Les cours alimentaires en flambée : le conflit moyen-oriental déclenche une crise économique mondiale

L’Organisation des Nations Unies pour l’alimentation et l’agriculture (FAO) a signalé vendredi une hausse mensuelle des prix alimentaires de 2,4 %, avec une progression annuelle de 1 %. Ce phénomène s’inscrit dans un contexte d’inflation persistante lié au conflit dans la région du Moyen-Orient. Les coûts énergétiques, principalement liés au pétrole et au gaz, exercent une pression croissante sur les prix des engrais.

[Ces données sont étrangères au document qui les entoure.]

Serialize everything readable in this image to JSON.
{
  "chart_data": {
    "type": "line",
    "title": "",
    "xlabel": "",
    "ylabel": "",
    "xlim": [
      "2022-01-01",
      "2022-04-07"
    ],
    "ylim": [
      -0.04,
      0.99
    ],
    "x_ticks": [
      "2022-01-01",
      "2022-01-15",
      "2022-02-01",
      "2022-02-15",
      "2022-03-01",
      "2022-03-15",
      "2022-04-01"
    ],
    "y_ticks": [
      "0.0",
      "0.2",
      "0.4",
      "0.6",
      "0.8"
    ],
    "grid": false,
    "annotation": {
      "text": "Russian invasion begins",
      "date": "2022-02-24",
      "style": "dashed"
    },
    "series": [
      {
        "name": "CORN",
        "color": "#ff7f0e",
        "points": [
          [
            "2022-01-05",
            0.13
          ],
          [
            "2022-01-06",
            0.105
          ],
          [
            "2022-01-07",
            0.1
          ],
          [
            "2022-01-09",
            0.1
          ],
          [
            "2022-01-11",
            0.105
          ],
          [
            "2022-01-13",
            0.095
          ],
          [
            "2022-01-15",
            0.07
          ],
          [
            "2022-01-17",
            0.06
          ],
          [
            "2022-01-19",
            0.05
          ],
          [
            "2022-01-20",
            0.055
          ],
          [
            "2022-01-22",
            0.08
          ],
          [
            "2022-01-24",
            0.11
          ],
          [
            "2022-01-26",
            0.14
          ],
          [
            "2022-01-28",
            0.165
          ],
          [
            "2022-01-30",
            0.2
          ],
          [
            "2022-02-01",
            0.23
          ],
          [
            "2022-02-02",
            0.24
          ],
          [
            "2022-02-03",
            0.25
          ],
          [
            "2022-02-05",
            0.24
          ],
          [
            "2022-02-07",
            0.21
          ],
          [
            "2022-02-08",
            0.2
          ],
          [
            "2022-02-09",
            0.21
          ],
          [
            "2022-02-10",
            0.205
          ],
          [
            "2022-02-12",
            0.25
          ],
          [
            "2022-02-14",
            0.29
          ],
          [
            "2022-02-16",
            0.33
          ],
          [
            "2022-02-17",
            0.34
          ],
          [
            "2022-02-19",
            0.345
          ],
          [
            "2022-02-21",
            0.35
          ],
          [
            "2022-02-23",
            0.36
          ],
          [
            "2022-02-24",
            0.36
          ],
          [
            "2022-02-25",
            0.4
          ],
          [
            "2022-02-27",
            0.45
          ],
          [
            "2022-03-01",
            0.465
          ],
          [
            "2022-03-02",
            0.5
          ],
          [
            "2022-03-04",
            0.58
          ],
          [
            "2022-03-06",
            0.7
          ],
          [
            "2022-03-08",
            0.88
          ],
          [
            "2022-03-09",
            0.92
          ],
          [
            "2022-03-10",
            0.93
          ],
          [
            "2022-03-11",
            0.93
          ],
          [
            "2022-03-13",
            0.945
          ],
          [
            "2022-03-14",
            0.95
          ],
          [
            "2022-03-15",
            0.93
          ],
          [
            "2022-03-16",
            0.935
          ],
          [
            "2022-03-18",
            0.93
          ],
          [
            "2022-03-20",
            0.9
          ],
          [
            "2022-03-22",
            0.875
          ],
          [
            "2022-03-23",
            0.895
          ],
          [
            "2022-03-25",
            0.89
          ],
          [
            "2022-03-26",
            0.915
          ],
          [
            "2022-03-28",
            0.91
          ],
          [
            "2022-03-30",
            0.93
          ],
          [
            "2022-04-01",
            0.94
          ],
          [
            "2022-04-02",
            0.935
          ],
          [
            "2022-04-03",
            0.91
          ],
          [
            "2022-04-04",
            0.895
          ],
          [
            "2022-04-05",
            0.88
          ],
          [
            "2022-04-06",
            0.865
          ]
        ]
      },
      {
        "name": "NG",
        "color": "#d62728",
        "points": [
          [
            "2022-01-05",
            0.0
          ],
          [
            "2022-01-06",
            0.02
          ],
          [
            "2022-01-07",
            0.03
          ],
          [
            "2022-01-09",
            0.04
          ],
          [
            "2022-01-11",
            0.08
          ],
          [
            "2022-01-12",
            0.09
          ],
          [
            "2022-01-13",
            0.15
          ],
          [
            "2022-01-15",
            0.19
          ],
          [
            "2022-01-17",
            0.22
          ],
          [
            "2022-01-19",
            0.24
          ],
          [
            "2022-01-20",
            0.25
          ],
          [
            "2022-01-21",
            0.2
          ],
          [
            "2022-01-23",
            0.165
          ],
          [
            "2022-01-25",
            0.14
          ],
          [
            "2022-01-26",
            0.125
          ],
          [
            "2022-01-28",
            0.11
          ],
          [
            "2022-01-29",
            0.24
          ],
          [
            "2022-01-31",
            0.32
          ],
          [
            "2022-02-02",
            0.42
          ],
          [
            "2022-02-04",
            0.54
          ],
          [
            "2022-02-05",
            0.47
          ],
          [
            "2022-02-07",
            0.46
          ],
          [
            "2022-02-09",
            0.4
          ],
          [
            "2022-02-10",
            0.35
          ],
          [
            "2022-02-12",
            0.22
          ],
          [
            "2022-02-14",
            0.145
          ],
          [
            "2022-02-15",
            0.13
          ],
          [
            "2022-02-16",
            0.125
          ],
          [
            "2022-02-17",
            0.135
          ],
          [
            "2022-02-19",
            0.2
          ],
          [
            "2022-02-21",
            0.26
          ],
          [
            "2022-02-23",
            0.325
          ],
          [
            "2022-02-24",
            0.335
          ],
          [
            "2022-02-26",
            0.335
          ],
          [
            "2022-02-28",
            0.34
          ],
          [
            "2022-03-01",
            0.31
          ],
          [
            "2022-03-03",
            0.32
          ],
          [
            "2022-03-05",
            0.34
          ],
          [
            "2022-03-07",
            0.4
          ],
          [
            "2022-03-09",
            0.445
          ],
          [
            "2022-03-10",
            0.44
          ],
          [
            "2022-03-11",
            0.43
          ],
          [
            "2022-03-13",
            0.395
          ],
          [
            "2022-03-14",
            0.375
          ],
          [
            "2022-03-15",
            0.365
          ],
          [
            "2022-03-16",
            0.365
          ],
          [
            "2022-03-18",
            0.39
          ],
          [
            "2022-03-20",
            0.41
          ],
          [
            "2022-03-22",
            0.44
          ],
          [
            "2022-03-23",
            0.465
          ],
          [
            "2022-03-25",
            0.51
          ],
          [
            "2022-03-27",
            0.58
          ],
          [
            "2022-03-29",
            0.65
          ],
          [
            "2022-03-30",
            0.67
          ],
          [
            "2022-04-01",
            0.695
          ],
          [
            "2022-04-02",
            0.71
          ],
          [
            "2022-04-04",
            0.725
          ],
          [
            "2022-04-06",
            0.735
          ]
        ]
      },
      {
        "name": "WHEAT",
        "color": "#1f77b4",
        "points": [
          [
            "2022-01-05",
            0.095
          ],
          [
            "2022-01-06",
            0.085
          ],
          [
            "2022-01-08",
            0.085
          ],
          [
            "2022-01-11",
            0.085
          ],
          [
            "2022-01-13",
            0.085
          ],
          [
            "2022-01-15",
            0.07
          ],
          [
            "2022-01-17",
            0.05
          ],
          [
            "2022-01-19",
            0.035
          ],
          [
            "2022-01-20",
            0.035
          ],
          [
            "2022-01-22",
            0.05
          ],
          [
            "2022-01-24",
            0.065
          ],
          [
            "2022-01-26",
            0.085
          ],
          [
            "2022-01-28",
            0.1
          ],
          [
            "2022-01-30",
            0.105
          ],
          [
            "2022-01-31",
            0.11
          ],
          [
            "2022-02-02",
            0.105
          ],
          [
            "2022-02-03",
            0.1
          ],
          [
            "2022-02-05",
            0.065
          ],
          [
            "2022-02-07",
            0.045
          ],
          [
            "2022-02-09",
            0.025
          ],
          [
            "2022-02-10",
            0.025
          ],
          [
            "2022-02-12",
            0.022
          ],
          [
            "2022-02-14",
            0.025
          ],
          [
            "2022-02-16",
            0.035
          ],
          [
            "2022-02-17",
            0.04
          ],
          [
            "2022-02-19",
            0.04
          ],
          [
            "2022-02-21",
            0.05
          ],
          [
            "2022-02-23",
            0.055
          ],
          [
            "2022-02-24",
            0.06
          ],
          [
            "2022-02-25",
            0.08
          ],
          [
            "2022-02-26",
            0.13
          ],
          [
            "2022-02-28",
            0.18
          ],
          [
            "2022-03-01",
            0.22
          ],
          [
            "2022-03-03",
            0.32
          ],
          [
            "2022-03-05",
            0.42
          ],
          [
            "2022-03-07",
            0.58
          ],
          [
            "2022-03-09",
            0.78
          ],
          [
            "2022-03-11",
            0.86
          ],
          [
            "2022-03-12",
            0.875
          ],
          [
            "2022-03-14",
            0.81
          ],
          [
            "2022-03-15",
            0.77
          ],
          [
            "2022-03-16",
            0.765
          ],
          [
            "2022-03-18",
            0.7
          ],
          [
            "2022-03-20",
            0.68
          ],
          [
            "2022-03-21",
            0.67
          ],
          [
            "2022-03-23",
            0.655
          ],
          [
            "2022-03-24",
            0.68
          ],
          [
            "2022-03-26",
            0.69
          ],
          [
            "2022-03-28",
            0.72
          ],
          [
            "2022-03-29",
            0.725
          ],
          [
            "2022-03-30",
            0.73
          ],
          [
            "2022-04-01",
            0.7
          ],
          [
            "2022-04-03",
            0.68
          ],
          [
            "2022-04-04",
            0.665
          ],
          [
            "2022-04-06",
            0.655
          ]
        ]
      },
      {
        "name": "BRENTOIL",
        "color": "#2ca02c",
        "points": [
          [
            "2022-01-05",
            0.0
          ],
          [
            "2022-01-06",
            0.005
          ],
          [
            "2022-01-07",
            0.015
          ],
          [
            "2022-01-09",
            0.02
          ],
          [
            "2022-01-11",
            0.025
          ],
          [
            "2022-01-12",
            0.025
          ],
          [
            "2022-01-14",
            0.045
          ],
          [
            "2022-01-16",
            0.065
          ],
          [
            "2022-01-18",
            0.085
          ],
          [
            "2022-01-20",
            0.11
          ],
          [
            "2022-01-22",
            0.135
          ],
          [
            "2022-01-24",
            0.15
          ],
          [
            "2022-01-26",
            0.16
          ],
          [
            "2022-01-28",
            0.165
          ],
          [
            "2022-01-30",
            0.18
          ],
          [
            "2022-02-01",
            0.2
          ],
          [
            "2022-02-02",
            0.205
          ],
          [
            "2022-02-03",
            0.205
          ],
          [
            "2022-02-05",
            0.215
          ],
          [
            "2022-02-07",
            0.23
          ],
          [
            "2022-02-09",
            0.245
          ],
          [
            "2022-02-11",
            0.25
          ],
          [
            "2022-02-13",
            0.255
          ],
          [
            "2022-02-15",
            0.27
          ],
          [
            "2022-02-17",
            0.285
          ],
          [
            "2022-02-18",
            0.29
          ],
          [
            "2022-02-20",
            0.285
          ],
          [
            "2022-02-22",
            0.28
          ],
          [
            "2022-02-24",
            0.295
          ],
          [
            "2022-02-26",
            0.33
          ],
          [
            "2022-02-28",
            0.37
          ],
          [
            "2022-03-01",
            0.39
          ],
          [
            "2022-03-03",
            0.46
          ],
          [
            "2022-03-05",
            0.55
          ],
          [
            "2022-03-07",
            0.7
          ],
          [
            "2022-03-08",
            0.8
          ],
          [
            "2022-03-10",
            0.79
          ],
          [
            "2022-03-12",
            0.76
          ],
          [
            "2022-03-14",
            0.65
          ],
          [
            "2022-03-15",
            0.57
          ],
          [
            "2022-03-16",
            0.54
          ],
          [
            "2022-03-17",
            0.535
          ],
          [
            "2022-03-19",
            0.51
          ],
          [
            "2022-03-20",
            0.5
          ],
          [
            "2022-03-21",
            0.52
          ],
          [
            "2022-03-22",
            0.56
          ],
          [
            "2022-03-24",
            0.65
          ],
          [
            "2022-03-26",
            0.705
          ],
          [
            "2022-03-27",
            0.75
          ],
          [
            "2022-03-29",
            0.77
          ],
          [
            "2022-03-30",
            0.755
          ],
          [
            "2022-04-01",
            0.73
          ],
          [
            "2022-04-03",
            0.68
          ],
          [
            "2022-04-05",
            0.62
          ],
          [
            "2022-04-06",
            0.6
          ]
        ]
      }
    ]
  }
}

Maximo Torero, économiste principal de la FAO, a alerté que si le conflit s’étend au-delà de 40 jours, les agriculteurs devront choisir entre réduire leurs surfaces cultivées, passer à des cultures moins exigeantes en intrants ou abandonner leur production. Ces décisions pourraient entraîner une baisse significative des rendements et un écoulement des prix alimentaires sur plusieurs années.

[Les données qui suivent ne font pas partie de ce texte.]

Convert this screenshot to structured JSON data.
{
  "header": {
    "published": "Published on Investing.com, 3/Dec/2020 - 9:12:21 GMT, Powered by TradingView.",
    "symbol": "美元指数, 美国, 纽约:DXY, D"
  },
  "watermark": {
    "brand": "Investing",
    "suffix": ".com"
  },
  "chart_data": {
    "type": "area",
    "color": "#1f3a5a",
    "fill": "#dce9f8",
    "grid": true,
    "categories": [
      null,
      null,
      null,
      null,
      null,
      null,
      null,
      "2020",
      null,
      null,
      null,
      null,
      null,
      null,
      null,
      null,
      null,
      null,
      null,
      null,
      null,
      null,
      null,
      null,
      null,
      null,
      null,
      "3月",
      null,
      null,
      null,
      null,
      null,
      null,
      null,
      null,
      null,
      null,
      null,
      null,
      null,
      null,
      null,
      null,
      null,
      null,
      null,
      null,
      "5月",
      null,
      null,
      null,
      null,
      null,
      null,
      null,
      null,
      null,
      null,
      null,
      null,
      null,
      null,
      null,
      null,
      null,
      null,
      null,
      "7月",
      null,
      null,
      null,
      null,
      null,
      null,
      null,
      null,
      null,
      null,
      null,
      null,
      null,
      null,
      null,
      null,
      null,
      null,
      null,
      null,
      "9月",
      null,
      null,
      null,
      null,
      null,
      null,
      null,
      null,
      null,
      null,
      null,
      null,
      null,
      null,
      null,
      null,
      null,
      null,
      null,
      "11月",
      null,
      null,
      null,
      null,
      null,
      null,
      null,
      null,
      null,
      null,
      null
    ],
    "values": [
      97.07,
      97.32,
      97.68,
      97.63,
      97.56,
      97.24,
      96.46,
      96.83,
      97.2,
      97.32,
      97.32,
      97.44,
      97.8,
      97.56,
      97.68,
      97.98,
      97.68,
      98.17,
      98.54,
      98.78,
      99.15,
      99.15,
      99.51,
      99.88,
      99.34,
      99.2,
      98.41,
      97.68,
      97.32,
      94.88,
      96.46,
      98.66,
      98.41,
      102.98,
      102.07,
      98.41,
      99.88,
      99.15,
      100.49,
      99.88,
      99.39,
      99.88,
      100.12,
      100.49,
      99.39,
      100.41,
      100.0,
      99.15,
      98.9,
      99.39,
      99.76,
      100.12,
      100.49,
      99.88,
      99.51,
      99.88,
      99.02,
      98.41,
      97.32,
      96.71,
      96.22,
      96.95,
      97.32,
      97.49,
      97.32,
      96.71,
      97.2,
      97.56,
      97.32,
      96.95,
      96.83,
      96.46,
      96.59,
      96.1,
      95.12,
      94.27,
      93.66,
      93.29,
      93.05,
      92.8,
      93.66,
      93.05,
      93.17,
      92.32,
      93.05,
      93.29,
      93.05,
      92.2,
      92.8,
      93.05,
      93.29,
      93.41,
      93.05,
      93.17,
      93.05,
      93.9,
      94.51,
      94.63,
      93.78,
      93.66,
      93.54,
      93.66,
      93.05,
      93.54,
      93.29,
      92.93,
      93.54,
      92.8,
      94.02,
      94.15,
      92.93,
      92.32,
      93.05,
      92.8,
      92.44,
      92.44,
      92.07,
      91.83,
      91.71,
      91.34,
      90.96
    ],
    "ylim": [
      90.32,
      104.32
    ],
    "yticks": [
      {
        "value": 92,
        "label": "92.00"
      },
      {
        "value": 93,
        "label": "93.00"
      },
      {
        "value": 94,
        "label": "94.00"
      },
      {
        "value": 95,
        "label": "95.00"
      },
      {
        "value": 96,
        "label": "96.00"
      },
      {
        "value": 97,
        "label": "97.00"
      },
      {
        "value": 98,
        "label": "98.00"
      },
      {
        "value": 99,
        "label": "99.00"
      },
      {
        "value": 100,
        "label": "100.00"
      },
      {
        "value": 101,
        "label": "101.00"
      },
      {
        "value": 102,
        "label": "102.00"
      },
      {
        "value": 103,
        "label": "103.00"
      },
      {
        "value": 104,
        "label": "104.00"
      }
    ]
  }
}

Les données précises montrent que le blé a grimpé de 4,3 % en mars, affecté par des récoltes américaines menacées par la sécheresse et des semis potentielsment réduits en Australie. Le maïs s’est légèrement redressé, soutenu par l’augmentation de la demande pour les bio-carburants mais avec une offre mondiale abondante. Le riz a chuté de 3 %, tandis que les huiles végétales ont bondi de 5,1 % et le sucre de 7,2 %.

Au niveau français, l’industrie est confrontée à une inflation brutale de jusqu’à 50 % pour certains matériaux plastiques depuis le début du conflit. Cette situation menace des pénuries dans plusieurs secteurs essentiels, déclenche un cycle de stagnation économique et risque d’entraîner l’effondrement imminent du pays.